The former Otago Nugget is in his 11th year teaching at the school and loves basketball.
He played for the Nuggets during the early 1990s, when the franchise use to regularly attract large crowds.
He draws on the same enthusiasm he harnessed during his playing days to inspire his pupils.
Success has not been immediate, but in the last couple of years OBHS has built a reputation as a feared basketball opponent.
The senior side finished fifth at the national secondary school championships in 2008, improving one place from the previous year.
Perhaps more impressively, though, is the list of athletes who have emerged from the programme and gone on to make national squads.
Junior Tall Blacks Morgan Nathan, Sam King and Tom Rowe played for the school last year, and Hayden Miller made the New Zealand under-18 side.
From this year's squad Chris Hood is in the under-18 side.
And there have been others like Luke Aston, who missed selection for national teams but has been picked up by the Breakers development squad, and outstanding guard Paratene McLeod, who Matehaere rates as one of the best players to have come through the programme in recent years.
"I guess we had a good bunch of athletes to start with," Matehaere said.
"But, really, it is time.
"If you put time into the kids they tend to respond.
"We've always been relatively strong but it has only been in the last couple of years that we've been doing well nationally."
The school has been blessed with some tall, athletic boys but most of them tended to gravitate towards rugby.
But the rugby paddock has been a fertile hunting ground for Matehaere.
"[Morgan Nathan] started in athletics and rugby and I converted him, and Tom Rowe started out as a rugby player."
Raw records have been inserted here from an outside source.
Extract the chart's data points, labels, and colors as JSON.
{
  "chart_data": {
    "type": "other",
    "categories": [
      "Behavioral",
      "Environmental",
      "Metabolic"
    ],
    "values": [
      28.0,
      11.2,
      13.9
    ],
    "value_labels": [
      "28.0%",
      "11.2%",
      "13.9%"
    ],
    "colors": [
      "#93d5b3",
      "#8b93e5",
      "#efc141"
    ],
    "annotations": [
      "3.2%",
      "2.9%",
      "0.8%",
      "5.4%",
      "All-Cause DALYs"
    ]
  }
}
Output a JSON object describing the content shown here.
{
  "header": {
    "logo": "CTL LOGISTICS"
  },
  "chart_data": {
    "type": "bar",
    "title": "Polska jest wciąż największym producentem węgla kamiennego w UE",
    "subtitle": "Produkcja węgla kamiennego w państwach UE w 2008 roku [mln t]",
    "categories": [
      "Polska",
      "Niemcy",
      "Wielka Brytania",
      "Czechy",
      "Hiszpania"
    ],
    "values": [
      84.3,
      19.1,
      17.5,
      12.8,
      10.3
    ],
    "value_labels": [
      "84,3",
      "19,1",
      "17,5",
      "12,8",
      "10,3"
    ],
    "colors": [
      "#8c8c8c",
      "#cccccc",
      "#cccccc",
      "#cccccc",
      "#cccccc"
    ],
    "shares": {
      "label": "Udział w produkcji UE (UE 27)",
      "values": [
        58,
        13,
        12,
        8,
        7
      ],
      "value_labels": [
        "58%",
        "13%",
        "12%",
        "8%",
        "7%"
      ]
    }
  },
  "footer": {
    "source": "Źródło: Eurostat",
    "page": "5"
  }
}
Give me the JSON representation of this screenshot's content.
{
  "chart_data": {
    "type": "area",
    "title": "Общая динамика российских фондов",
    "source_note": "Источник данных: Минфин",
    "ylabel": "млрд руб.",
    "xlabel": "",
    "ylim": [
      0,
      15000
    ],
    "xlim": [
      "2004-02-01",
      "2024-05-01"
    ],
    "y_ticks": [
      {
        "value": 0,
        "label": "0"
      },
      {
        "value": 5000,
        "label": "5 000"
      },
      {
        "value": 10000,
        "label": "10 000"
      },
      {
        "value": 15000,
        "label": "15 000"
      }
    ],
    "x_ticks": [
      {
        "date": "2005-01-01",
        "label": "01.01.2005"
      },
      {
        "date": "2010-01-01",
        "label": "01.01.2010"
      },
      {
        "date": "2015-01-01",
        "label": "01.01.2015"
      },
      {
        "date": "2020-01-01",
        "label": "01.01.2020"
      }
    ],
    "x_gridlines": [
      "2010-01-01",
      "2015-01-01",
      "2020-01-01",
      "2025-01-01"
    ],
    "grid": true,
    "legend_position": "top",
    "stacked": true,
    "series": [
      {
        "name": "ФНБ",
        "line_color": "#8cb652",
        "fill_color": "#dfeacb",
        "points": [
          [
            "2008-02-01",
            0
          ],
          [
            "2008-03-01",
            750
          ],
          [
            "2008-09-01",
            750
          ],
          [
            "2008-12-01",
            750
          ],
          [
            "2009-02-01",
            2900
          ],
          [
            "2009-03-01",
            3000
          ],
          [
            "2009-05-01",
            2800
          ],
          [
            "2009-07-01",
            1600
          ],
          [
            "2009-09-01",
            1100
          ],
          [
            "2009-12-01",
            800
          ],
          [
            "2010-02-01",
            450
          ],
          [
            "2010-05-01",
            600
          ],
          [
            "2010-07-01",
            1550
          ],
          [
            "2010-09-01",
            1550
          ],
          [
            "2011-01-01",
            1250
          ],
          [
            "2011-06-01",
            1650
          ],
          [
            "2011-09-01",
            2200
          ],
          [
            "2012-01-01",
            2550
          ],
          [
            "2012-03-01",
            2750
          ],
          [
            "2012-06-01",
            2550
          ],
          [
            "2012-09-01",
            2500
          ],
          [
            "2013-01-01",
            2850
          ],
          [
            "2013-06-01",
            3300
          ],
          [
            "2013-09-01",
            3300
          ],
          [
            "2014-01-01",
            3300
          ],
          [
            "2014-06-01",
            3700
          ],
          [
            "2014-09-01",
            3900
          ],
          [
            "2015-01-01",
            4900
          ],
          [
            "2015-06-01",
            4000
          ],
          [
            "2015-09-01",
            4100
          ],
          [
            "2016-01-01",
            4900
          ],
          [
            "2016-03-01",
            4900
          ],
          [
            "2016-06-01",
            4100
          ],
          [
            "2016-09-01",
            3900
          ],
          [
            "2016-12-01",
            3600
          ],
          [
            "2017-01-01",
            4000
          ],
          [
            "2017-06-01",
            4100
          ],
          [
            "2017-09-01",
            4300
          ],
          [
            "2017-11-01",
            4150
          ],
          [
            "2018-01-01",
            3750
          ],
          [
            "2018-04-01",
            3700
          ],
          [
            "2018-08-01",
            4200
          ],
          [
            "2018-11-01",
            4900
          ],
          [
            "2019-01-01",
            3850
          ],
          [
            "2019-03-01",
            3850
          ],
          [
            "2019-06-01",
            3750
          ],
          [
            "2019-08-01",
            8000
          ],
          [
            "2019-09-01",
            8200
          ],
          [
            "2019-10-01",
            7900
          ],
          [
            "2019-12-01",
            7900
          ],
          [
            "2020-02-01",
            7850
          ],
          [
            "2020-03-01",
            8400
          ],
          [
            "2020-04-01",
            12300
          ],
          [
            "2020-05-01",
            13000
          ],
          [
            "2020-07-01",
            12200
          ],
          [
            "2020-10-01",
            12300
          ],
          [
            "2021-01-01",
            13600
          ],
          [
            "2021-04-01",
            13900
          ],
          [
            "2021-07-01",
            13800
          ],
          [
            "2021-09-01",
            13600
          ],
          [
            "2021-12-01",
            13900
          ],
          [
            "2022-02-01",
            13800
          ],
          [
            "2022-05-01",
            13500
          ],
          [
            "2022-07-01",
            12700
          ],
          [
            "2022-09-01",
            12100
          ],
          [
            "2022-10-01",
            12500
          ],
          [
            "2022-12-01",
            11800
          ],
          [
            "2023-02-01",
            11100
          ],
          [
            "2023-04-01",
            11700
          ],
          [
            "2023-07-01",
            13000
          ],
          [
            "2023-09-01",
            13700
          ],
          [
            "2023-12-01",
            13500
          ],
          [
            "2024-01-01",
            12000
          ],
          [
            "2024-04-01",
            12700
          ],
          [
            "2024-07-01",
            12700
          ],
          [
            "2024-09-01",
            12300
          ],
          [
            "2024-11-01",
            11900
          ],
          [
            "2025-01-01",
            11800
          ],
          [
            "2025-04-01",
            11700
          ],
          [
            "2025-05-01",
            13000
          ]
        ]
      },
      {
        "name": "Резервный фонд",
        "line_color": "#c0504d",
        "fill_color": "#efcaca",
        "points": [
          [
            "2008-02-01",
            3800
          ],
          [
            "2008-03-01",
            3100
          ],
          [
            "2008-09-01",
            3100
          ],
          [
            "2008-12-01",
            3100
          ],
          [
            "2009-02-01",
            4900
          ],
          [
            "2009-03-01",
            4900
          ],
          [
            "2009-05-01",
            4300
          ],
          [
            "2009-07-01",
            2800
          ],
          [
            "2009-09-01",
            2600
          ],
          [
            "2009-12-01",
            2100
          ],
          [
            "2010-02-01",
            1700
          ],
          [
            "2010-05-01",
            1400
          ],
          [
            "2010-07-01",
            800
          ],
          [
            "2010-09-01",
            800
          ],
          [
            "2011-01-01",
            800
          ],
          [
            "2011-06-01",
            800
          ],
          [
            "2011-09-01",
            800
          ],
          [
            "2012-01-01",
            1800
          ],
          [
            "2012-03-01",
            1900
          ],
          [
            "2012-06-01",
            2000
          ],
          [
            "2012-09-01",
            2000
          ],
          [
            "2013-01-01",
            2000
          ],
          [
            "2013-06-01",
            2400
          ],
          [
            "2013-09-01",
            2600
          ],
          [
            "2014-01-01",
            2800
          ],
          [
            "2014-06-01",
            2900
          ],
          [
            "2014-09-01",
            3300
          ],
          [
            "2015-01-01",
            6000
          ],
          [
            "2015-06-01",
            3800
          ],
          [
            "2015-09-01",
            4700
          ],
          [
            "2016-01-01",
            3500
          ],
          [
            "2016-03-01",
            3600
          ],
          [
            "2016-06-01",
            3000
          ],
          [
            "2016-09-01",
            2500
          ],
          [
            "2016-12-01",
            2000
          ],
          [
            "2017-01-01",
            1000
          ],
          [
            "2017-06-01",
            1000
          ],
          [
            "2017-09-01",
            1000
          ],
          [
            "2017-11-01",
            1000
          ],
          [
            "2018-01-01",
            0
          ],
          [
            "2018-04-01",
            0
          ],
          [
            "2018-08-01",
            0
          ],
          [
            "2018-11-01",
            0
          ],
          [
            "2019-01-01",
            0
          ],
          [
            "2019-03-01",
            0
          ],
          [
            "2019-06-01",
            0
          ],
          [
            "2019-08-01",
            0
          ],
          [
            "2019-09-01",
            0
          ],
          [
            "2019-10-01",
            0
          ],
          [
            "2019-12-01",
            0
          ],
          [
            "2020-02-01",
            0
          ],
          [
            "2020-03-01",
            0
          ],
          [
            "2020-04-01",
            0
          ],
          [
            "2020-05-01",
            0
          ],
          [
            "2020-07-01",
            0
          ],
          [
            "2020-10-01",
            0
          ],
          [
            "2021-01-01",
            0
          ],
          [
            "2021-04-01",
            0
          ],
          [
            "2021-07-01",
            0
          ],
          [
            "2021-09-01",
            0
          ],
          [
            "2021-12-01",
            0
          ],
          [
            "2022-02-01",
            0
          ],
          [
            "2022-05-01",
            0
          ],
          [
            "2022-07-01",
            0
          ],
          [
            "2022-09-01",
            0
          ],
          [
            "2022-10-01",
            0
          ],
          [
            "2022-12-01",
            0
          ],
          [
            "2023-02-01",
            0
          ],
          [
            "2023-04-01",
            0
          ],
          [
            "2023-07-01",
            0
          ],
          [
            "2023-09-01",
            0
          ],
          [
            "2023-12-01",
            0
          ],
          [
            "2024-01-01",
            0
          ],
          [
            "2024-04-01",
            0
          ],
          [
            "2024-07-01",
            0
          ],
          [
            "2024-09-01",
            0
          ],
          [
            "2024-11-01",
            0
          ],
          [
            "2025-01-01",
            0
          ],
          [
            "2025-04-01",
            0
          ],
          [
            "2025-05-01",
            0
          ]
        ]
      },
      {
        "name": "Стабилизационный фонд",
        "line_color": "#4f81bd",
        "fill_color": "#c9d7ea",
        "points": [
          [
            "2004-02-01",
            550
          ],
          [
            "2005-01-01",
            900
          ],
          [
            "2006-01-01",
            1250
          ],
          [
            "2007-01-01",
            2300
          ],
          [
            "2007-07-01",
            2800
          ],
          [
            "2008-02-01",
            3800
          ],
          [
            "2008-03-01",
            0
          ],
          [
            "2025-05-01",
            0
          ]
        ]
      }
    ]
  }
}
Rowe played for the Nuggets in the National Basketball League (NBL) programme last year but with the franchise no longer in the NBL, and no guarantee it will re-enter the league in 2010, concerns have been raised there will be no pathways for promising players.
Matehaere believes there will still be plenty of opportunities for region's best players, but probably be outside Otago.
He was disappointed Basketball Otago decided against fielding a team in the 2009 NBL and linked up with others such as Nuggets assistant coach Gavin Briggs and former Nuggets coach Todd Marshall, in a last ditch attempt to save the franchise.